Dance of the Calaveras

The biggest decision on my docket this morning is what color scarf a little sculpted rabbit requires to stay warm this wet and blustery day. *sigh* (I could get used to this.) Anyway, I'm finding it hard to surface to get real world stuff done like laundry, dishes, and lesson plans. Since tailoring for small creatures is so taxing, I'll keep this post short on words and long on pictures. 
I thought I'd show you a sampling of my students' work from our last project in Art One (upper middle/high school level.) In September, we created cardboard relief sugar skulls inspired by Day of the Dead imagery. In October, we discussed Mexican printmaker José Posada, who originated the calavera image. Posada used calaveras (skeletons dressed up in fancy finery) in political cartoons to comment on the excesses of the rich and the government in the face of the overwhelming poverty that marked Mexico during the era of dictator Porfirio Díaz. Today, calaveras are a popular everyday image in the Americas but they are particularly prevalent during Day of the Dead celebrations.

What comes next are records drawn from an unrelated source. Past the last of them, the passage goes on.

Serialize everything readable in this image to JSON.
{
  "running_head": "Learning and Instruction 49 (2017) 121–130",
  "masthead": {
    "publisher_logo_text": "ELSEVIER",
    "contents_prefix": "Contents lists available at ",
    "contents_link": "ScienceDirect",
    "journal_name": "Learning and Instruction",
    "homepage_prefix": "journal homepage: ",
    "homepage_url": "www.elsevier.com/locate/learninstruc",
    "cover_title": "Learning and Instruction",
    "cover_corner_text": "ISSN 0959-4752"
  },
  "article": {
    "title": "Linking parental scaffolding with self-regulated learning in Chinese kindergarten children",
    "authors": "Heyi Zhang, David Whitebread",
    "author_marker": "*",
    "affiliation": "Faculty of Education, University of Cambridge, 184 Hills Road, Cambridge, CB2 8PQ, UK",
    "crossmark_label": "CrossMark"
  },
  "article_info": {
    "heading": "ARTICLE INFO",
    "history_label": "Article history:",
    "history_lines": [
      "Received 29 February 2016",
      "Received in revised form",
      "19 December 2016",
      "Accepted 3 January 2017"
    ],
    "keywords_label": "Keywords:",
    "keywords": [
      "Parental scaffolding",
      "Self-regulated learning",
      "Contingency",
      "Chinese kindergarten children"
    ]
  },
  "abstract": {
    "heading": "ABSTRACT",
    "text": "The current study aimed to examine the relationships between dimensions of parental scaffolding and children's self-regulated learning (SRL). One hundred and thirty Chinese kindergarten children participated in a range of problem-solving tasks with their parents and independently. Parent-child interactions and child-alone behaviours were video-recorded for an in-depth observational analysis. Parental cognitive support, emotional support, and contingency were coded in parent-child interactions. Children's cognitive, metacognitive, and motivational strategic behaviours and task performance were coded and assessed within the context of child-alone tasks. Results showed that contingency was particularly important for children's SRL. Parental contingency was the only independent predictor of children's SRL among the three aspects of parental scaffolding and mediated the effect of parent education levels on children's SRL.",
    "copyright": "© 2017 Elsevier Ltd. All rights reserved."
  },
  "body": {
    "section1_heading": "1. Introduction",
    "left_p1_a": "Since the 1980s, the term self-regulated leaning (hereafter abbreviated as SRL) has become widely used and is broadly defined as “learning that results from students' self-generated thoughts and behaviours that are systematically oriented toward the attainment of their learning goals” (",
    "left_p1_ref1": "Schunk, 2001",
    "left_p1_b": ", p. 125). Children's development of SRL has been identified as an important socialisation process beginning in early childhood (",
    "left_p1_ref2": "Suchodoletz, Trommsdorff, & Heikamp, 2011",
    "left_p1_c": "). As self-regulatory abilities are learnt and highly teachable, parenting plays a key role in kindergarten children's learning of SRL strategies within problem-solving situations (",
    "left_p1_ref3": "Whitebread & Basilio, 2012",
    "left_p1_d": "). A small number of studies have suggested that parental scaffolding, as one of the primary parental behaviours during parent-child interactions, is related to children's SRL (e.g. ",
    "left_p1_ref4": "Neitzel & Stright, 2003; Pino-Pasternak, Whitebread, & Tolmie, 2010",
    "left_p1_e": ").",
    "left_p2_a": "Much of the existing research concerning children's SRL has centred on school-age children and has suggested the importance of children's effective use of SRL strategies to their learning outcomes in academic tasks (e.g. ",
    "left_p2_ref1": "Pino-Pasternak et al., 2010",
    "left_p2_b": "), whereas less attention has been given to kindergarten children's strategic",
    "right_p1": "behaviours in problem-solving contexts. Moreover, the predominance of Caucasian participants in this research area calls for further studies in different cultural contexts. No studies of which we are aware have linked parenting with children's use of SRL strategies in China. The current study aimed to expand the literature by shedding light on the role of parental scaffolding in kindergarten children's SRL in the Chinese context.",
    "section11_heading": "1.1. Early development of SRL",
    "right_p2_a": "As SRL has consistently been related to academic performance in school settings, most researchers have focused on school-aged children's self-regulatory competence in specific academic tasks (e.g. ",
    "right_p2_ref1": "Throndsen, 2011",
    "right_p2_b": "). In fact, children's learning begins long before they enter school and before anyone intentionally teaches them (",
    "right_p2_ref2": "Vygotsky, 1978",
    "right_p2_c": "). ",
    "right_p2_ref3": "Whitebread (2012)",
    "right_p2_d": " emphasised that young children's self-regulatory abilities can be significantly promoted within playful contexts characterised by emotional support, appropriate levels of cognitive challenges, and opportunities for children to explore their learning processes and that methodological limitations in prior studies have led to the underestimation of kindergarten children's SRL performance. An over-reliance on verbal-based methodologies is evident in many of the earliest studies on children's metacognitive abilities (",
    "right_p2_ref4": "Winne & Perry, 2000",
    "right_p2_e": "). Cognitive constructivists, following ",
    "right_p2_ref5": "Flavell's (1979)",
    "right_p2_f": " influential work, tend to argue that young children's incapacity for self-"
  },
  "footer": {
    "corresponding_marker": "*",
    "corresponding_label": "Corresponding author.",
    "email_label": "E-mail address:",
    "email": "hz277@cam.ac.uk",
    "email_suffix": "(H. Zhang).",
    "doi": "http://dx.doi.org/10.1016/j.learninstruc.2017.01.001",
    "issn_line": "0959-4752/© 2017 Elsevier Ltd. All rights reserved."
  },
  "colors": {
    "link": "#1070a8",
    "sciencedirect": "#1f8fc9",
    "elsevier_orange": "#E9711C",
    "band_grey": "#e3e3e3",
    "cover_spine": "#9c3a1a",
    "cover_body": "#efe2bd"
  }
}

Students designed a calavera character, transferred that design to a 4x6-inch block of Speedball pink carving material, carved, and printed. They were required to submit at least two prints, one white ink on black paper and the other, black ink on white paper. The process took several weeks but the results are delightful as I'm sure you'll agree. I am so lucky to have such wonderfully creative and dedicated students. I love how each piece really reflects the taste, style, and personality of the individual student.